I will be showing a body of 30 coil pots I built up and toiled over for 10 years more or less.

My work is a constant clearing, clearing out of everything I have accumulated.

I took many a college course from Xenia Fedorchenko and I really dug when she made us bleed into obsessive assignments because I could really nail my insides out. I think my work is obsessive like my personality, for better or worse, but at least it’s truthful. Also maybe a little impulsive but still calculated, patient.

Who/what are your biggest influences?

My friends, the lifers who make art their every day style, who know it transcends past all that you do but still come back to it and put that respect hand in hand- life as art.

I loved all over Mexico there are votive paintings, they hang on the walls in Frida’s house too. They are these tiny little tin paintings of a horrific, graphic event like a woman’s body ripped in half by a car wreck and her soul leaving the earth plane but then in one corner there are texts that praise whatever saint. I think they are meant to be praising but their duality is hilarious to me like how any religion or moral codes and rules mock reality. I like the faith they present to carry on. 

I like the imagining of Joseph Cornell’s quaint home in Queens where he lived with his mother and family and overcollected for or in parallel to his work. How he lived an isolated life that way, but left his home occasionally to go to the ballet.

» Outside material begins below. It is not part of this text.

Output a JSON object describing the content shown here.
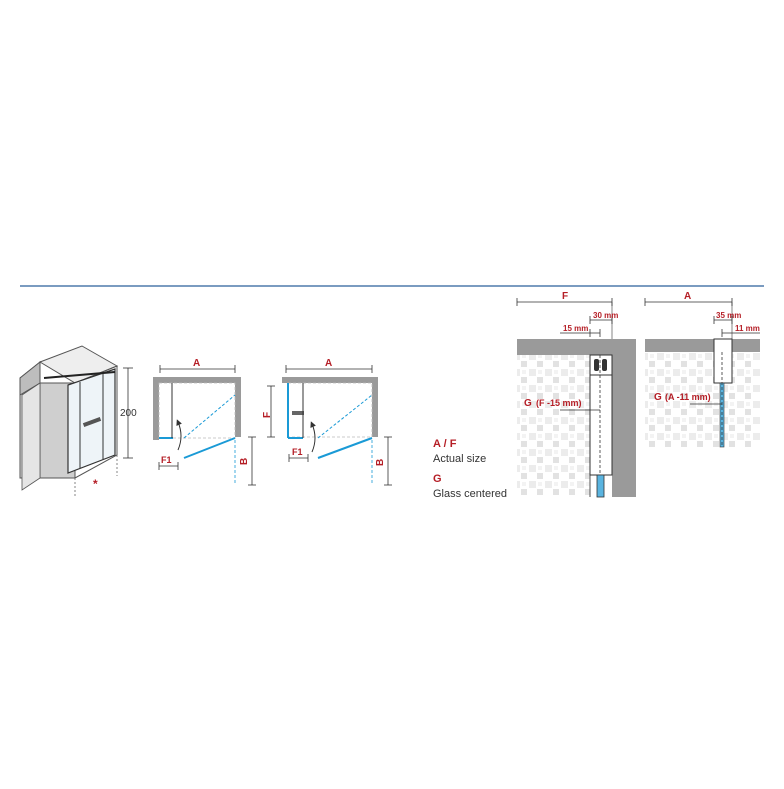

I love how Louise Bourgeois creates an actual environment for you to step into to unveil everything about how she feels discomfort. I like that she was a mother, a daughter and wife outside of her artistic career. Being a mom is really exhausting and doesn’t leave a lot of memory of formulated sentences or energy left.

I love how Alexander Calder’s circus was a performance for friends not just to be on view later in the Whitney.

Reading Carlos Fuentes makes my toes curl and me reread sentences aloud. 

The stuff discarded (forgotten or not) on the ground- tumbleweaves, run-over hoop earrings, broken wooden chairs, grocery lists!

What would you like people to take away from your show?

How we build what confines ourselves too.

Nests constructed of shreds of where I once slept,

Who I thought I was

And to become.

Nests are to dwell or shelter in but also a place to take flight from.

How women are the vessels and a holy body. Women are the real homemakers.

I do not advocate for women to leave the workforce to return home and solely take care of the home and children. I just think we are doing a lot of the work, laundering the emotional loads.